Il semble peu réaliste de proposer, comme l’ont fait beaucoup d’autres, leur suppression du jour au lendemain, tant la contrainte budgétaire est forte. Leur éventuelle diminution devrait être envisagée, mais elle ne pourra avoir lieu que sur 5 ans, à partir d’un engagement ferme de le faire jusqu’au bout. Pour réaliser rapidement un choc de compétitivité, nous suggérons de déplacer la comptabilisation de ces taxes dans le compte de résultat en les faisant passer des lignes de résultats opérationnels à celle des impôts sur les sociétés, c’est-à-dire après prise en compte des coûts. Les investisseurs étrangers réalisant leurs décisions d’investissement au moyen d’une comparaison des résultats opérationnels, l’attractivité des entreprises française s’en trouverait mécaniquement améliorée.

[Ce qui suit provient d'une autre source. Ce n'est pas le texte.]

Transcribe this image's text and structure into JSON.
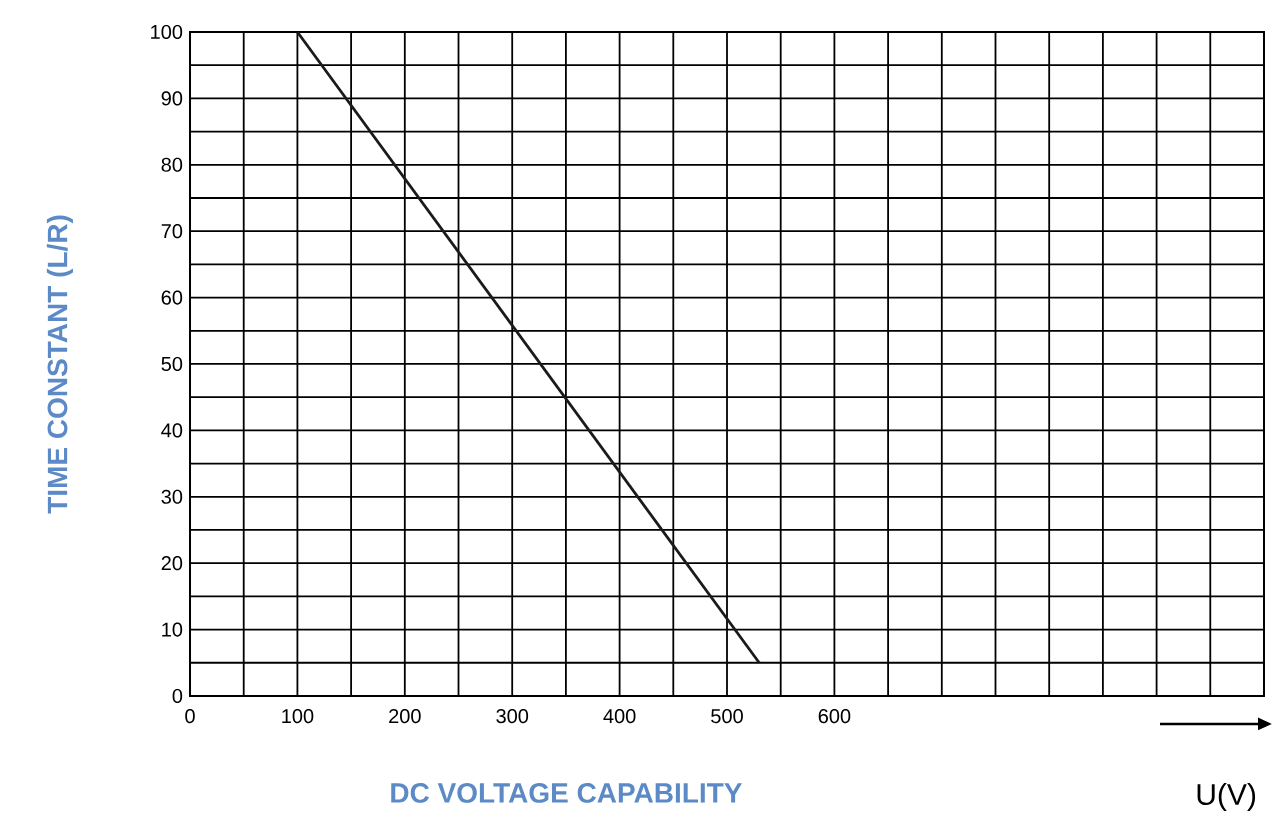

Le coût réel de cette opération, chiffré à 5 milliards d’euros par an, ne semble pas excessif pour une véritable politique sociale de relance de l’activité des territoires par l’attractivité. De plus, cet effort devrait faire remonter la collecte d’impôt sur les sociétés qui compensera une partie de la baisse des recettes induites. Il pourrait se révéler inférieur à mesure que la réindustrialisation permettra une renaissance économique de nos territoires. Une mesure gagnante pour tout le monde pouvant à la fois satisfaire nos entreprises et les gilets jaunes.


À propos des auteurs

Olivier Babeau

Président fondateur de l’Institut Sapiens
Ancien élève de l’ENS de Cachan, diplômé de l’ESCP, agrégé d’économie et docteur en sciences de gestion, Olivier Babeau est professeur à l’université de Bordeaux. Il est notamment l’auteur de l’Horreur politique (Les belles lettres 2017) et de l’éloge de l’hypocrisie (Editions du Cerf 2018). Il intervient très régulièrement dans les médias pour décrypter l’actualité économique et politique. En décembre 2017, il fonde avec Laurent Alexandre et Dominique Calmels, l’Institut Sapiens, la première think tech française.

 

Jean-Baptiste Danet

Président de CroissancePlus (2016-2019)
Jean-Baptiste Danet débute sa carrière chez Philips exerçant des fonctions commerciales et marketing. Après 4 ans de direction générale dans le groupe britannique ThornEmi, il devient Président-directeur général d’Euro RSCG Design. En 2001, Jean-Baptiste Danet crée Interbrand France puis dirige Interbrand Europe. Il rejoint l’agence de création Dragon Rouge en 2011, comme directeur général du Groupe et associé des fondateurs, pour définir la stratégie internationale de la société. En 2017, il crée Albumbrands, spécialiste du conseil stratégique de marque à Paris et à Londres, et depuis 2019 il co-préside L’Ambassade, agence de stratégie et d’influence. En juillet 2016, Jean-Baptiste Danet est élu Président de l’association d’entrepreneurs CroissancePlus.